The roll-out of the COVID-19 vaccine is slowly underway – what should an employer know if considering whether to mandate that its employees be vaccinated as a condition of employment? It’s a great question and a thorny one. Employers must use their best business judgment in light of the specific nature of their business and their employees contact with one another and the public. It may be that a mandatory policy is appropriate for certain workers based upon their interaction with other employees and the community, but not for others. There are also exemptions that need to be accommodated and other legal and practical implications attendant to any vaccine policy. An employer’s vaccination policy should be developed in consultation with counsel.
An employer’s vaccination policy should be developed in consultation with counsel.
The following are questions and issues for employers to consider as they develop a vaccination policy that is appropriate for their workforce.
Can an employer mandate the vaccine?
The very first question an employer must address is whether their business can require workers to receive a COVID-19 vaccination. On December 16, 2020, the EEOC came out with its first semblance of guidance on this. While the EEOC guidance clears the way for employers to mandate vaccination with appropriate business justification it does not explicitly sanction mandatory vaccinations in all work environments and for all employees. It is important that employers make an individual assessment of their workforce, and the positions within that workforce. There may be a basis to mandate vaccination under the ADA when a worker poses a “direct threat” to themselves or others by their physical presence in the workplace without being immunized. Determining if an employee is a “direct threat” is made on a position by position basis and centers around whether or not the position requires close contact with other employees or the public. For workplaces that do not require close contact (but there is contact between employees and/or the public), they may still be able to establish an adequate justification given the nature of COVID-19, but there may be other factors to weigh in imposing a mandatory policy. This will be a highly individualized business determination and decision.
If an employer mandates the COVID-19 vaccination, what reasonable accommodations must be provided?
If there is appropriate business justification to mandate vaccination, and an employer decides to do so, it must follow accommodation requirements under the ADA and Title VII. This means that employers must provide reasonable accommodations to employees with disabilities and employees who are unable to receive the vaccine on the basis of sincerely held religious beliefs. Processing exemptions can be a complicated and murky task. There is a risk that if not properly addressed an employee could file a discrimination complaint.
Should an employer mandate a vaccine?
It may be appropriate to consider a voluntary vaccination policy if your workforce (or a portion of the workforce) is not in a high-risk industry. The following are some of the factors employers should weigh in contemplating whether a mandatory or discretionary vaccine policy is appropriate for them:
Potential Liability to the Employee... and to the Public.
What liability might exist if employees suffer side effects from the vaccine? Employers may face liability pursuant to state worker’s compensation laws if an employer mandates the vaccine and then an employee suffers a severe reaction. On the other hand, what potential negligence liability might exist if your employees are not vaccinated and they have close contact with the public?

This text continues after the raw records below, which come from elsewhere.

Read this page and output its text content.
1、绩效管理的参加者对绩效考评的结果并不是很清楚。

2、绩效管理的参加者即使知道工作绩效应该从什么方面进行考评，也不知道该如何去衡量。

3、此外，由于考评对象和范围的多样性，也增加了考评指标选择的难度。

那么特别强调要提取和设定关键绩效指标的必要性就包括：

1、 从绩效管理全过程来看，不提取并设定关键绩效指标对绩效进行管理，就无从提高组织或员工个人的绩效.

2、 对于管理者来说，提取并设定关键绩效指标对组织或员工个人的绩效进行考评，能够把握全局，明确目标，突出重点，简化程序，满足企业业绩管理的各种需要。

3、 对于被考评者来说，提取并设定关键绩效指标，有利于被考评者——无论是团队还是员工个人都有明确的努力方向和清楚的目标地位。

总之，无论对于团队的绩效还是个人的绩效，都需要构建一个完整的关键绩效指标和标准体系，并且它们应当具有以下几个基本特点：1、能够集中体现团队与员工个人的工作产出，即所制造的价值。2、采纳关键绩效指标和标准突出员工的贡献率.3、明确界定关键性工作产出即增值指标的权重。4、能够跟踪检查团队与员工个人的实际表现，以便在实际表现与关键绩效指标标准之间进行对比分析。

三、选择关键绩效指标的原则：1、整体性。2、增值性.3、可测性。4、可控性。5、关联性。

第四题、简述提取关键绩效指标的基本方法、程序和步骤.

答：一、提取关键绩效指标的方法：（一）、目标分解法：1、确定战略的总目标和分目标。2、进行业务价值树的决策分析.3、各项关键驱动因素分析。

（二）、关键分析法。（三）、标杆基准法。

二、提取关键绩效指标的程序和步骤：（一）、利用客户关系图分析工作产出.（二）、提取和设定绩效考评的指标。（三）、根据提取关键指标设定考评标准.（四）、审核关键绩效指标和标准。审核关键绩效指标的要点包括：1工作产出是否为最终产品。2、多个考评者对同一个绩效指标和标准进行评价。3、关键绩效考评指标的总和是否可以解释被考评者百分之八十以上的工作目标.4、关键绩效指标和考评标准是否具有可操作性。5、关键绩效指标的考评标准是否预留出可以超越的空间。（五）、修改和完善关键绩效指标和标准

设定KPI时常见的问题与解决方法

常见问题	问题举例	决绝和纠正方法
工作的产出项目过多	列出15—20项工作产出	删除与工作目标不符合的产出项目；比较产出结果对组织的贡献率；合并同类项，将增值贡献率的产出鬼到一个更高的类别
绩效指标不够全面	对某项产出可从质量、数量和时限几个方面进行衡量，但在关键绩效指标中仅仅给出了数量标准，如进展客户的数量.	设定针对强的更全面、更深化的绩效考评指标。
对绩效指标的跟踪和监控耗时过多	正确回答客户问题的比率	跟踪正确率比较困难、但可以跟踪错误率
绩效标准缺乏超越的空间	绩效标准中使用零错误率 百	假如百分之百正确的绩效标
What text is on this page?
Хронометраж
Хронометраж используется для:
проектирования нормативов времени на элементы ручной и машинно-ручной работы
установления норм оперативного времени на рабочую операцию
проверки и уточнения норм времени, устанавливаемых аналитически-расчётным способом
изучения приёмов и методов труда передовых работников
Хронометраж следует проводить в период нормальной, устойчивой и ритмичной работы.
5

If you have a mandatory vaccine policy, are you prepared to terminate an employee who refuses to be vaccinated and does not qualify for an exemption?
How will your employees view a mandatory vaccine policy? Will they resent the policy or feel pressured?
If you are considering a discretionary policy, are there opportunities to incentivize vaccination as part of your wellness program? What about monetary incentives? What kind of incentives can you create and have you consulted with employment counsel about any benefits/hour/wage implications of such incentives?
There is significant uncertainty. We have heard from the EEOC for the first time on vaccination mandates, but it is unlikely to be the last. We are all receiving new guidance all the time from regulatory bodies as well as from federal, state and local health departments. We are constantly learning new scientific information about the virus and vaccine. What is your business’ risk tolerance and ability to adapt its vaccination policy to a changing environment?
How will you implement a vaccine policy?
Do you have a written plan for implementing your vaccination policy, including how it will be communicated to your employees?
Administration of Vaccine.
Will you directly administer the vaccine, contract for the vaccine to be provided, or require proof of vaccination from a third party? These choices each carry distinct legal and practical considerations.
Who will pay for the vaccine? Remember, the Fair Labor Standards Act (FLSA) requires covered employers to reimburse employees for expenses incurred on the employer’s behalf or where the employee is required to spend money for the convenience of the employer.
Who will be charged with handling the associated administrative burden? Who will keep the records, process vaccination proof, assess exemption request and implement discipline policies or incentive programs?
What will your policy be for time off to receive the vaccine or if an employee becomes sick after receiving the vaccine?